Another limiting factor is our inability to assess the
effect of the sympathetic nervous system during oscillatory LBNP. If sympathetic nerve recordings had been
obtained or sympathetic blockade achieved, we could
more accurately discern the physiological impact of our
stimulus. However, these limitations do not undermine
the implications of our present findings; they merely
give direction for further study.
Conclusions. The fact that subjects showed a shorter
average R-R interval during oscillatory LBNP challenges the notion that low-level LBNP cannot affect
R-R interval. In addition, we successfully enhanced
low-frequency oscillations in blood pressure and R-R
interval, which is significant in several respects.
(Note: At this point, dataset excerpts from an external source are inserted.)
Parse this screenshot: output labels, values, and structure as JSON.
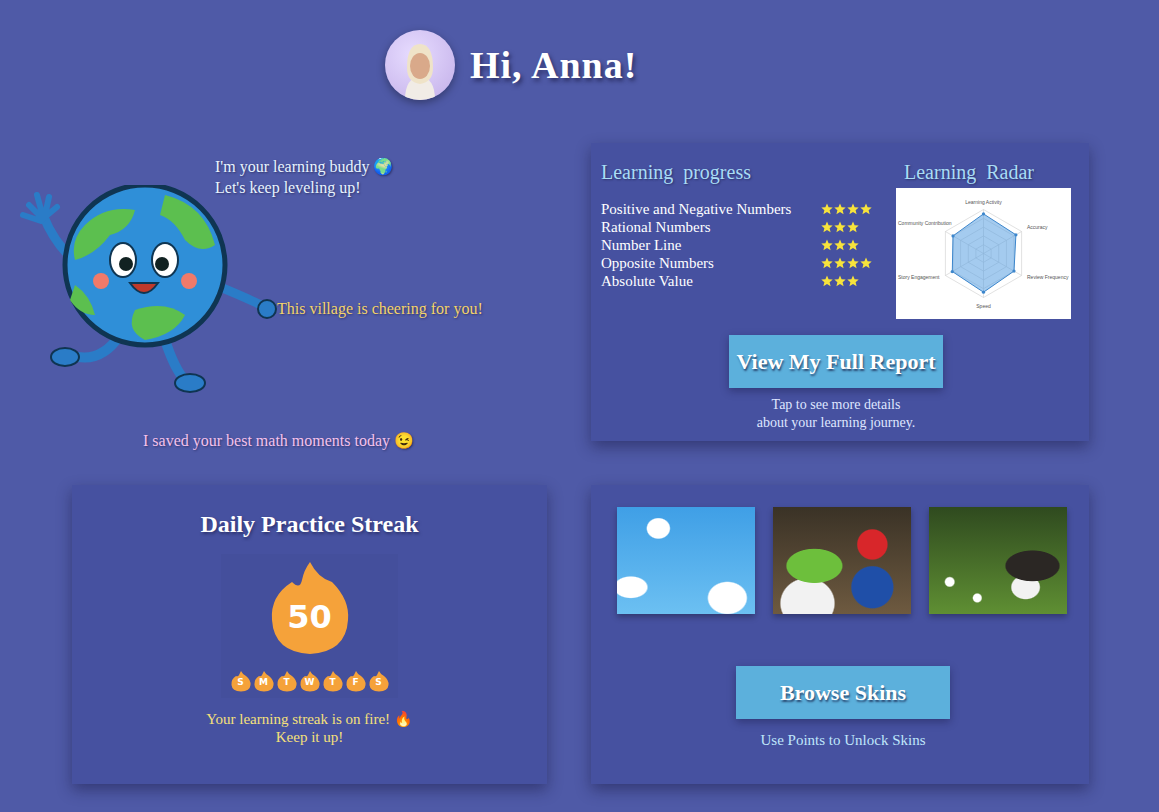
{
  "header": {
    "greeting": "Hi, Anna!"
  },
  "buddy": {
    "lines": [
      "I'm your learning buddy 🌍",
      "Let's keep leveling up!"
    ],
    "cheer": "This village is cheering for you!",
    "moments": "I saved your best math moments today 😉"
  },
  "progress": {
    "title": "Learning  progress",
    "topics": [
      {
        "name": "Positive and Negative Numbers",
        "stars": 4
      },
      {
        "name": "Rational Numbers",
        "stars": 3
      },
      {
        "name": "Number Line",
        "stars": 3
      },
      {
        "name": "Opposite Numbers",
        "stars": 4
      },
      {
        "name": "Absolute Value",
        "stars": 3
      }
    ],
    "radar": {
      "title": "Learning  Radar",
      "axes": [
        "Learning Activity",
        "Accuracy",
        "Review Frequency",
        "Speed",
        "Story Engagement",
        "Community Contribution"
      ],
      "values": [
        90,
        85,
        80,
        88,
        82,
        80
      ]
    },
    "button": "View My Full Report",
    "caption": [
      "Tap to see more details",
      "about your learning journey."
    ]
  },
  "streak": {
    "title": "Daily Practice Streak",
    "count": "50",
    "days": [
      {
        "label": "S",
        "done": true
      },
      {
        "label": "M",
        "done": true
      },
      {
        "label": "T",
        "done": true
      },
      {
        "label": "W",
        "done": true
      },
      {
        "label": "T",
        "done": true
      },
      {
        "label": "F",
        "done": true
      },
      {
        "label": "S",
        "done": true
      }
    ],
    "caption": [
      "Your learning streak is on fire! 🔥",
      "Keep it up!"
    ]
  },
  "skins": {
    "previews": [
      {
        "kind": "sky"
      },
      {
        "kind": "toys"
      },
      {
        "kind": "bunny"
      }
    ],
    "button": "Browse Skins",
    "caption": "Use Points to Unlock Skins"
  }
}
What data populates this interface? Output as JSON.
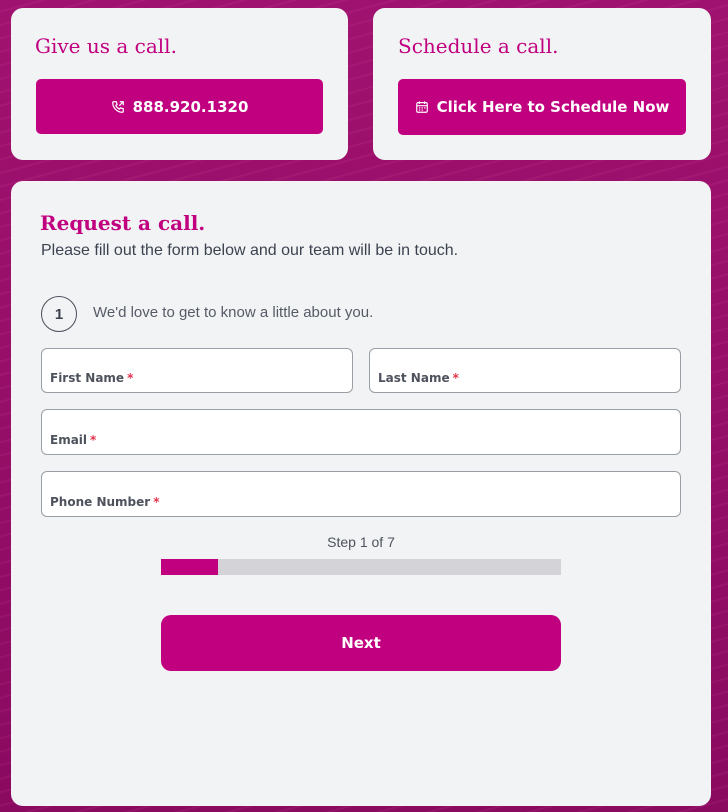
{
  "call_card": {
    "title": "Give us a call.",
    "phone_label": "888.920.1320",
    "icon": "phone-icon"
  },
  "schedule_card": {
    "title": "Schedule a call.",
    "button_label": "Click Here to Schedule Now",
    "icon": "calendar-icon"
  },
  "form": {
    "title": "Request a call.",
    "subtitle": "Please fill out the form below and our team will be in touch.",
    "step_number": "1",
    "step_intro": "We'd love to get to know a little about you.",
    "fields": {
      "first_name": {
        "label": "First Name",
        "required_mark": "*",
        "value": ""
      },
      "last_name": {
        "label": "Last Name",
        "required_mark": "*",
        "value": ""
      },
      "email": {
        "label": "Email",
        "required_mark": "*",
        "value": ""
      },
      "phone": {
        "label": "Phone Number",
        "required_mark": "*",
        "value": ""
      }
    },
    "progress": {
      "label": "Step 1 of 7",
      "current": 1,
      "total": 7
    },
    "next_label": "Next"
  },
  "colors": {
    "accent": "#c0007f",
    "background": "#8e0a67",
    "card": "#f2f3f5",
    "required": "#e0334a"
  }
}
Oscillatory LBNP provides a stimulus that is reliably able to
create repeated drops in arterial pressure for the examination of a myriad of pressure regulatory systems.
Specifically, we sought to illuminate the R-R interval
response to these repeated drops in arterial pressure.
However, we found that the simple linear arterial
baroreflex model incorporated into cross-spectral analysis cannot explain blood pressure regulation across
conditions. Although standard frequency domain techniques are a powerful tool, ultimately, scientists may
have to move to nonlinear and/or time-varying analysis
methods to further understand cardiovascular regulation of beat-by-beat oscillations.